Lebensraum für Tiere unter dem Tunnel Dissen erhalten
Das Bauwerk befindet sich in rund sechs Metern Tiefe. Eine Art „Tunnel“ unter dem Tunnel, wie der Laie sagen könnte. In der Fachsprache handelt es sich um einen so genannten Düker. Diese Sonderform eines Durchlasses führt den Noller Graben auf kürzestem Wege unter dem Tunnel Dissen sowie einer parallel verlaufenden Landstraße (L94) hindurch. Im Autotunnel fließt der Verkehr auf zwei Spuren je Richtung auf einer Länge von 500 Metern. Eine Etage tiefer strömt das Wasser durch drei Kammern in nur eine Richtung und mündet nach 70 Metern Querung nördlich in den Süßbach.

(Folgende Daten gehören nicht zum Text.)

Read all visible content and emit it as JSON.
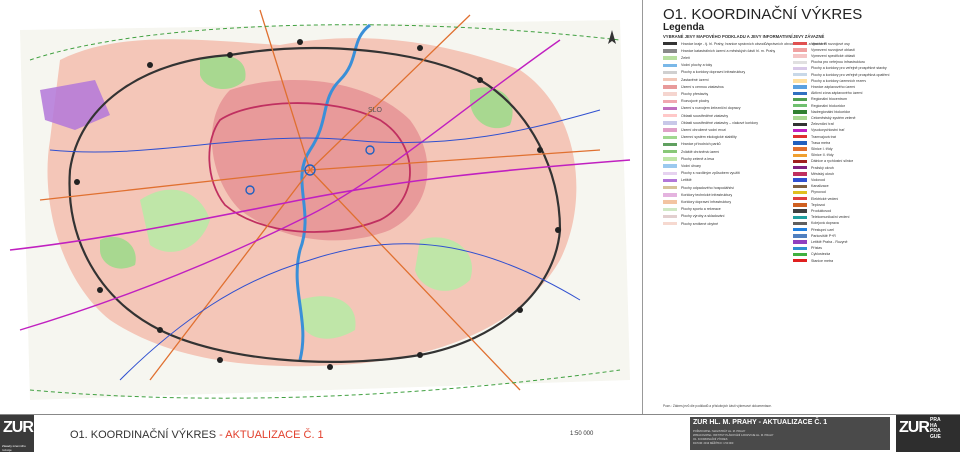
{
  "legend": {
    "title": "O1. KOORDINAČNÍ VÝKRES",
    "subtitle": "Legenda",
    "col1_head": "VYBRANÉ JEVY MAPOVÉHO PODKLADU A JEVY INFORMATIVNÍ",
    "col2_head": "JEVY ZÁVAZNÉ",
    "col1_items": [
      {
        "text": "Hranice kraje - tj. hl. Prahy; hranice správních obvodů/správních obvodů hl.m.P. a obcí hl. P.",
        "color": "#333333"
      },
      {
        "text": "Hranice katastrálních území a městských částí hl. m. Prahy",
        "color": "#8a8a8a"
      },
      {
        "text": "Zeleň",
        "color": "#b8e0a0"
      },
      {
        "text": "Vodní plochy a toky",
        "color": "#7ab8e8"
      },
      {
        "text": "Plochy a koridory dopravní infrastruktury",
        "color": "#d0d0d0"
      },
      {
        "text": "Zastavěné území",
        "color": "#f2c7b8"
      },
      {
        "text": "Území s cennou zástavbou",
        "color": "#e89a9a"
      },
      {
        "text": "Plochy přestavby",
        "color": "#f5d5cf"
      },
      {
        "text": "Rozvojové plochy",
        "color": "#f0a8b0"
      },
      {
        "text": "Území s rozvojem železniční dopravy",
        "color": "#c070c0"
      },
      {
        "text": "Oblasti soustředěné zástavby",
        "color": "#ffc8c8"
      },
      {
        "text": "Oblasti soustředěné zástavby – vlakové koridory",
        "color": "#c8c8e8"
      },
      {
        "text": "Území ohrožené vodní erozí",
        "color": "#e0a0c8"
      },
      {
        "text": "Územní systém ekologické stability",
        "color": "#a0d890"
      },
      {
        "text": "Hranice přírodních parků",
        "color": "#60a060"
      },
      {
        "text": "Zvláště chráněná území",
        "color": "#88c878"
      },
      {
        "text": "Plochy zeleně a lesa",
        "color": "#bfe6a8"
      },
      {
        "text": "Vodní útvary",
        "color": "#9bc9ef"
      },
      {
        "text": "Plochy s rozdílným způsobem využití",
        "color": "#e6d2f0"
      },
      {
        "text": "Letiště",
        "color": "#b377d9"
      },
      {
        "text": "Plochy odpadového hospodářství",
        "color": "#d6c39a"
      },
      {
        "text": "Koridory technické infrastruktury",
        "color": "#e4b3df"
      },
      {
        "text": "Koridory dopravní infrastruktury",
        "color": "#f3c4a2"
      },
      {
        "text": "Plochy sportu a rekreace",
        "color": "#cfe8c4"
      },
      {
        "text": "Plochy výroby a skladování",
        "color": "#e2cfcf"
      },
      {
        "text": "Plochy smíšené obytné",
        "color": "#f6d9d0"
      }
    ],
    "col2_items": [
      {
        "text": "Vymezení rozvojové osy",
        "color": "#e05050"
      },
      {
        "text": "Vymezení rozvojové oblasti",
        "color": "#f0a0a0"
      },
      {
        "text": "Vymezení specifické oblasti",
        "color": "#f5c5c5"
      },
      {
        "text": "Plocha pro veřejnou infrastrukturu",
        "color": "#e0e0e0"
      },
      {
        "text": "Plochy a koridory pro veřejně prospěšné stavby",
        "color": "#d8c8e8"
      },
      {
        "text": "Plochy a koridory pro veřejně prospěšná opatření",
        "color": "#c8d8e8"
      },
      {
        "text": "Plochy a koridory územních rezerv",
        "color": "#ffe0a0"
      },
      {
        "text": "Hranice záplavového území",
        "color": "#5aa0e0"
      },
      {
        "text": "Aktivní zóna záplavového území",
        "color": "#3070c0"
      },
      {
        "text": "Regionální biocentrum",
        "color": "#50a050"
      },
      {
        "text": "Regionální biokoridor",
        "color": "#70c070"
      },
      {
        "text": "Nadregionální biokoridor",
        "color": "#308030"
      },
      {
        "text": "Celoměstský systém zeleně",
        "color": "#a8d890"
      },
      {
        "text": "Železniční trať",
        "color": "#333333"
      },
      {
        "text": "Vysokorychlostní trať",
        "color": "#c020c0"
      },
      {
        "text": "Tramvajová trať",
        "color": "#e03030"
      },
      {
        "text": "Trasa metra",
        "color": "#2060c0"
      },
      {
        "text": "Silnice I. třídy",
        "color": "#e07030"
      },
      {
        "text": "Silnice II. třídy",
        "color": "#f0a030"
      },
      {
        "text": "Dálnice a rychlostní silnice",
        "color": "#a02020"
      },
      {
        "text": "Pražský okruh",
        "color": "#802080"
      },
      {
        "text": "Městský okruh",
        "color": "#c03060"
      },
      {
        "text": "Vodovod",
        "color": "#3050d0"
      },
      {
        "text": "Kanalizace",
        "color": "#806040"
      },
      {
        "text": "Plynovod",
        "color": "#e0c020"
      },
      {
        "text": "Elektrické vedení",
        "color": "#e04040"
      },
      {
        "text": "Teplovod",
        "color": "#d06020"
      },
      {
        "text": "Produktovod",
        "color": "#404040"
      },
      {
        "text": "Telekomunikační vedení",
        "color": "#20a0a0"
      },
      {
        "text": "Kolejová doprava",
        "color": "#606060"
      },
      {
        "text": "Přestupní uzel",
        "color": "#2080e0"
      },
      {
        "text": "Parkoviště P+R",
        "color": "#5080c0"
      },
      {
        "text": "Letiště Praha - Ruzyně",
        "color": "#9040c0"
      },
      {
        "text": "Přístav",
        "color": "#3090d0"
      },
      {
        "text": "Cyklostezka",
        "color": "#40b040"
      },
      {
        "text": "Stanice metra",
        "color": "#e02020"
      }
    ]
  },
  "note": "Pozn.: Zákres jevů dle podkladů a příslušných částí výkresové dokumentace.",
  "footer": {
    "title_black": "O1. KOORDINAČNÍ VÝKRES",
    "title_red": " - AKTUALIZACE Č. 1",
    "scale": "1:50 000",
    "zur_mark": "ZUR",
    "zur_small": "Zásady územního rozvoje",
    "block_title": "ZUR HL. M. PRAHY - AKTUALIZACE Č. 1",
    "block_rows": [
      "POŘIZOVATEL: MAGISTRÁT HL. M. PRAHY",
      "ZPRACOVATEL: INSTITUT PLÁNOVÁNÍ A ROZVOJE HL. M. PRAHY",
      "O1. KOORDINAČNÍ VÝKRES",
      "DATUM: 2013   MĚŘÍTKO: 1:50 000"
    ],
    "praha_lines": [
      "PRA",
      "HA",
      "PRA",
      "GUE"
    ]
  },
  "map_labels": [
    "SLO"
  ]
}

„Der Düker gewährleistet die ökologische Durchgängigkeit für den betreffenden Lebensraum“, erklärt Wesley von Axleben, Gewässerschutzbeauftragter bei der Autobahn Westfalen in der Außenstelle Osnabrück. Das heißt, dass Wassertiere den Tunnel Dissen unterirdisch queren können und der natürliche Bachlauf nicht gestört ist.

Doch auch kleine Äste, Blätter und Erde gelangen in den Düker und bilden den moderigen Schlamm, der sich absetzt. Der tiefste Punkt befindet sich in der Mitte des Bauwerks. „Man muss sich das wie die Ausformung eines Siphons vorstellen. Das Wasser wird mit Druck vom Zulauf in den Ablauf gedrückt. Dadurch setzt sich der Schlamm an dieser Stelle ab, so dass klares, sauberes Wasser vom Noller Graben in den Süßbach eingeleitet werden kann“, erklärt von Axleben.

Reinigen und prüfen unter fließendem Betrieb

Die parallel liegenden Kammern werden nacheinander gereinigt und geprüft, damit das Wasser währenddessen weiterhin durch eine Kammer geleitet werden kann. Dammbalken kommen zum Einsatz, um den Zulauf abzusperren. Dann wird das Wasser aus der Dükerkammer wieder in das vorgeschaltetes Regenrückhaltebecken gepumpt, um den Süßbach nicht zu überlasten. Das Rückhaltebecken ist dazu da, das Wasser von der Autobahn aufzufangen und zu reinigen, bevor es über ein zweites Becken in den Düker gelangt und in den Süßbach eingeleitet wird.

Ist die Kammer leergepumpt und der Schlamm abgesaugt, werden die Bauwerkswände mit einem Hochdruckreiniger gesäubert und sind nun zur Prüfung bereit.

„Hier gehen wir aus Sicherheitsgründen nur zu zweit rein“, erklärt Peter Beuers, Bauwerksprüfer bei der Autobahn Westfalen. Der Abstieg in den Düker tief unter der Erde ist auch für den Spezialisten etwas Besonderes. „Das ist nicht unser tägliches Brot. Aber der Düker ist ein ähnlich langer und dunkler Schlauch wie der Hohlkasten eines Brückenbauwerks auch. Zwar ohne Fledermäuse, dafür mit viel Schlamm und Dreck“, lacht Beuers. Ausgerüstet mit LED-Strahlern, die das Bauwerk taghell ausleuchten, wird es nun Röhre für Röhre auf Risse und undichte Stellen in den Fugen oder rostige Stellen in der Bewehrung untersucht. Diese handnahe Hauptprüfung steht, wie bei Brücken auch, alle sechs Jahre an.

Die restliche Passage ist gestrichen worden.